Since 2016 Figshare, Springer Nature and Digital Science have partnered on the State of Open Data report, based on a survey tracking researcher attitudes and behaviours towards open data sharing and research data management.
The most recent survey launched in May this year, and with the global pandemic we took the opportunity to ask researchers how COVID-19 was impacting their ability to carry out research, and their views on reuse of data and collaboration. We wanted to get a better understanding of how researcher behaviour was being affected.
When the survey was conducted much of the world was under lockdown which has since eased, however, fears of a second wave are growing. The data is gathered from surveys dating from 24th May to 18th June, n=3,436.
7% - Extremely impacted (cannot do any of their work)
24% - Very impacted (cannot undertake most of their work)
35% - Impacted (cannot do some of their work)

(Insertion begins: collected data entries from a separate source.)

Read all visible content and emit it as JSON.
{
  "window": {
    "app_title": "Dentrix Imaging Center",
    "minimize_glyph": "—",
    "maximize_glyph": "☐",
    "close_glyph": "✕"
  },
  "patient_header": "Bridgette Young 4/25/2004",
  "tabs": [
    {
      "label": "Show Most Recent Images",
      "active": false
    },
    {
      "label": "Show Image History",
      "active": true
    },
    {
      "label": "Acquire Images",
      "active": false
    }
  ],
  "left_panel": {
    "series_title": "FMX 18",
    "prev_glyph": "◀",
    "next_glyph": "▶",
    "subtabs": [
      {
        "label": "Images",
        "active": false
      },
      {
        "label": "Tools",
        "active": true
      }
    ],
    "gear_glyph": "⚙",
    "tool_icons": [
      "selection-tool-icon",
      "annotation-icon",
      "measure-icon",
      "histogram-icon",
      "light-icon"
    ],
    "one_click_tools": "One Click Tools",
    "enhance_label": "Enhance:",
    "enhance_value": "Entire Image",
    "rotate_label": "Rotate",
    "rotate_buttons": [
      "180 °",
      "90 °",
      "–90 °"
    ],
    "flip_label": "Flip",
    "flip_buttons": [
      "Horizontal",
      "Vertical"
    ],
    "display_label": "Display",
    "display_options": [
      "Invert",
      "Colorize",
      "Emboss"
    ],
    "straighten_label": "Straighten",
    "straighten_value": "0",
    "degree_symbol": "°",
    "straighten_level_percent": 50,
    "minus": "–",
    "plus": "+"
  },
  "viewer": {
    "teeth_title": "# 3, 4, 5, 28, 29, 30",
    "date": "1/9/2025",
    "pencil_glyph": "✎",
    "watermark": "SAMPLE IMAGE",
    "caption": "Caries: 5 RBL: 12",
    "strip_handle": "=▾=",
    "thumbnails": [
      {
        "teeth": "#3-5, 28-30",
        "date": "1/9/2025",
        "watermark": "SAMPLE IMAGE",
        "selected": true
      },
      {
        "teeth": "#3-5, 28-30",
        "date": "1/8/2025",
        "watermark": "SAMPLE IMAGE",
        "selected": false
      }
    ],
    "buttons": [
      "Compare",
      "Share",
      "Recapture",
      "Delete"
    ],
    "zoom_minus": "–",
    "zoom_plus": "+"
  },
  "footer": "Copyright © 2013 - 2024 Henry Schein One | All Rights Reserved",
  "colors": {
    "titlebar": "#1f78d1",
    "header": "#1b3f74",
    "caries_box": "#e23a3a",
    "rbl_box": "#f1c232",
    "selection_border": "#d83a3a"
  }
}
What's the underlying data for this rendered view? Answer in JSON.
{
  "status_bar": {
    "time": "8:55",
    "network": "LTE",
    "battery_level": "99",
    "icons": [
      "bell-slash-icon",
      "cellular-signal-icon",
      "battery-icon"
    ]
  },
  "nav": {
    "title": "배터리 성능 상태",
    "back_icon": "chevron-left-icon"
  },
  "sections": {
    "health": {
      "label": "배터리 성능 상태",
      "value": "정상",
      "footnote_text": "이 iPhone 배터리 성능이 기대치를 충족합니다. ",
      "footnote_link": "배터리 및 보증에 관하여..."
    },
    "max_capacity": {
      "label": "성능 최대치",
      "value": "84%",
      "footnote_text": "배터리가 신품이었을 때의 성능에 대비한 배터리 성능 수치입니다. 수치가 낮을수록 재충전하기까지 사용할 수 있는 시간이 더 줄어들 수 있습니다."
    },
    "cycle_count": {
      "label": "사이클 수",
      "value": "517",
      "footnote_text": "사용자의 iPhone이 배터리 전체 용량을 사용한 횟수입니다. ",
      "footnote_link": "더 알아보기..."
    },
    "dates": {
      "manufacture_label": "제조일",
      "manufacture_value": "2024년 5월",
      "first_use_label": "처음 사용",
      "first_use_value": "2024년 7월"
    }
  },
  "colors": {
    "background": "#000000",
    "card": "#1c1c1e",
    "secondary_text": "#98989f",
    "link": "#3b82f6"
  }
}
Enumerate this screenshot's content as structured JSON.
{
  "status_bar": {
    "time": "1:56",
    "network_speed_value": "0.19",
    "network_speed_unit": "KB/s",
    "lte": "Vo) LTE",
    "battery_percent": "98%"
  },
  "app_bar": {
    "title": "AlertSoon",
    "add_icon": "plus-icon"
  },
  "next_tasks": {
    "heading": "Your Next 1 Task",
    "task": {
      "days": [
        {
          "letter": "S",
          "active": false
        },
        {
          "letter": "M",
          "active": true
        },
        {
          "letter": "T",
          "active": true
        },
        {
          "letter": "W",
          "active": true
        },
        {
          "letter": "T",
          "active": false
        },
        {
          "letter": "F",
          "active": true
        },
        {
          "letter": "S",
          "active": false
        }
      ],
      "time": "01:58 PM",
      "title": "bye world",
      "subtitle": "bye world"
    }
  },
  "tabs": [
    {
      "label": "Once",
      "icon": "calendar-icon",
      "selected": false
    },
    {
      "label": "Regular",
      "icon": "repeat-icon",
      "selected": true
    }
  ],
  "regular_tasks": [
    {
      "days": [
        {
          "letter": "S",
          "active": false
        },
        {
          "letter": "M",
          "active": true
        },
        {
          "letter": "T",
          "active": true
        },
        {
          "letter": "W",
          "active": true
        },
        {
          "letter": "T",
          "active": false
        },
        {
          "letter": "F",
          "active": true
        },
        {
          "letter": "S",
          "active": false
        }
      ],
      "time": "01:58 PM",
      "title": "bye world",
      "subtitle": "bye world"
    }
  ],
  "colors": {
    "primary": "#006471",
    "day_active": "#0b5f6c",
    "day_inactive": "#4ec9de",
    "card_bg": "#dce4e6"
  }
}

25% - Slightly impacted (can do most of their work as usual)
10% - Not impacted (can maintain all of their work commitments)
Over a third (32%) of academic researchers report that their research has been ‘extremely’ or ‘very’ impacted by the outbreak of COVID-19. This is higher than those working in professional settings (26%).
The disciplines affected most by COVID-19 at this point in time are those working in Chemistry (47%), Biology (39%), Medicine (36%) and Materials Science (36%). The lowest level of impact was reported in Humanities and Social Sciences (20%)
43% of those surveyed have already or are likely to repurpose their grant to some extent for COVID-19 research
Lockdown is seen by half of respondents as ‘extremely’ or ‘somewhat’ likely to result in re-use of open data provided by other labs, and 65% expect to reuse their own data.
More than a third of researchers say they expect to see more collaboration as a result of COVID-19; for those in countries like Brazil and India where the impact of COVID-19 on research appears significant, around half expect collaboration to increase as a result.
Those researching in Medicine and/or working in a clinical setting were more likely to state they expect to see collaborations increasing as a result of COVID-19, compared to the wider sample.